Y mientras tanto, mientras vayamos allá adonde se nos ha encargado, de camino proclamad que el reinado de Dios está cerca. Esto supone que mientras caminas, sin detenerte, proclames. Que tu vida sea proclamación, que tus palabras, tus gestos y todo lo que reflejas, proclamen que el reino de Dios está cerca: cerca de ellos, porque está reinando en ti. Cerca de ellos, porque eres testigo de esperanza; cerca, muy cerca, porque deseas que a través de tu persona, Dios los visite. Esto, dice Jesús, lo harás mientras vas de camino, sin detenerte, dejando salir lo que hay en tu corazón, la buena noticia de Jesús.

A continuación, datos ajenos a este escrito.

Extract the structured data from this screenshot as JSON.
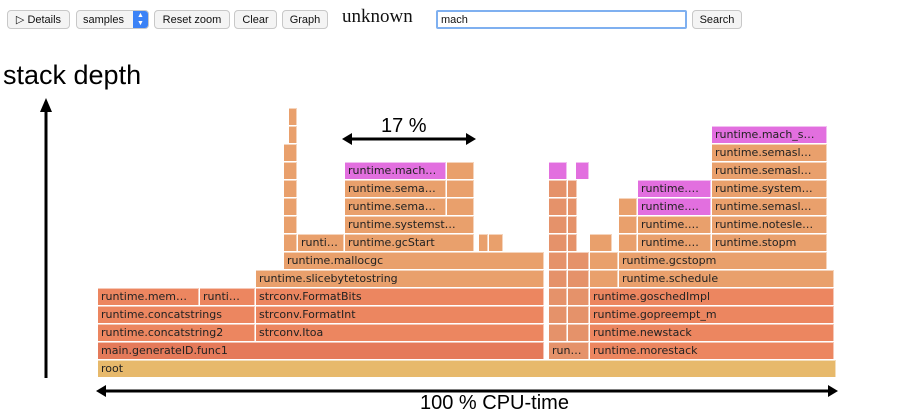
{
  "toolbar": {
    "details_label": "▷ Details",
    "sample_type": "samples",
    "reset_zoom_label": "Reset zoom",
    "clear_label": "Clear",
    "graph_label": "Graph",
    "title": "unknown",
    "search_value": "mach",
    "search_label": "Search"
  },
  "annotations": {
    "y_axis": "stack depth",
    "x_axis": "100 % CPU-time",
    "highlight": "17 %"
  },
  "colors": {
    "match": "#e26fdf",
    "frame": "#e9a06c",
    "root": "#e7b96b"
  },
  "frames": {
    "root": "root",
    "main_func1": "main.generateID.func1",
    "concatstring2": "runtime.concatstring2",
    "concatstrings": "runtime.concatstrings",
    "runtime_mem": "runtime.mem…",
    "runtime_i": "runti…",
    "strconv_itoa": "strconv.Itoa",
    "strconv_formatint": "strconv.FormatInt",
    "strconv_formatbits": "strconv.FormatBits",
    "slicebytetostring": "runtime.slicebytetostring",
    "mallocgc": "runtime.mallocgc",
    "runti_small": "runti…",
    "gcstart": "runtime.gcStart",
    "systemst": "runtime.systemst…",
    "sema1": "runtime.sema…",
    "sema2": "runtime.sema…",
    "mach1": "runtime.mach…",
    "run_small": "run…",
    "morestack": "runtime.morestack",
    "newstack": "runtime.newstack",
    "gopreempt": "runtime.gopreempt_m",
    "goschedimpl": "runtime.goschedImpl",
    "schedule": "runtime.schedule",
    "gcstopm": "runtime.gcstopm",
    "r_a1": "runtime.…",
    "r_a2": "runtime.…",
    "r_a3": "runtime.…",
    "stopm": "runtime.stopm",
    "notesle": "runtime.notesle…",
    "semasl1": "runtime.semasl…",
    "system2": "runtime.system…",
    "semasl2": "runtime.semasl…",
    "semasl3": "runtime.semasl…",
    "mach_s": "runtime.mach_s…"
  }
}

¿Qué es lo que, como discípulo, tienes que hacer? Una obra de liberación, como ha hecho Jesús. Jesús ve el mundo oprimido, y quiere liberarlo: Sanad enfermos, resucitad muertos, limpiad leprosos, expulsad demonios. El deseo inmenso de liberación que ves en Jesús irá siendo el tuyo, por la relación con él, que te llevará a querer y a pedir esto mismo para tus hermanos, y se realizará del modo que decíamos en el texto anterior.

Dalo gratis. Dalo de balde (baldes y baldes de vida derramados sobre ti, viene a decir), y no te cuides de tenerlo todo atado, de estar seguro, de “por si…”. Más bien, despreocúpate de eso, que Dios se ocupa de que lo recibas, pues es justo que así sea. Vives despreocupadamente, centrado solo en dar lo que has recibido, que es la vida que llena. Y sabes que eso tiene su paga, que recibirás lo necesario, que es justo que sea así.

Centradas, decíamos, en dar lo que hemos recibido: viviendo como quien lo ha recibido todo (todo es vuestro, y vosotros de Cristo, y Cristo de Dios 1Cor 3, 23). Entonces, el modo de esta indicación de Jesús se refiere a pueblos y a casas. Ahora, a las diligencias que hemos de hacer en cada situación, seguros de que encontraremos algún lugar respetable en el que encontrarnos. Al llegar a ese lugar, le comunicaremos la paz de Dios, encontrándonos así en comunión; esa paz será bendición para esa casa siempre que los moradores la acojan. Si no la merece, volverá a vosotros vuestra paz: la vida real, de la que Jesús nos habla, está atravesada por la bendición de Dios. Una relación con los demás seres humanos que se sustenta en esto: en dar la paz que nos viene de la comunión con Dios, en sacudirnos hasta el polvo de los pies de los que no reciben la buena noticia que se nos ha quedado pegado, de manera que no se nos contagie nada de eso que estorba para el anuncio, para el camino. De lo demás, Dios se ocupa, como nos ha enseñado Jesús.

La vida del discípulo es una vida que se fundamenta en la relación con Jesús y se abre, desde él, a la vida. Una vida, en medio de lo que haces, conducida por el fuego de Jesús: sanar, liberar, anunciar el Reino con las palabras y con la vida, dejando atrás lo que no responde a este anuncio.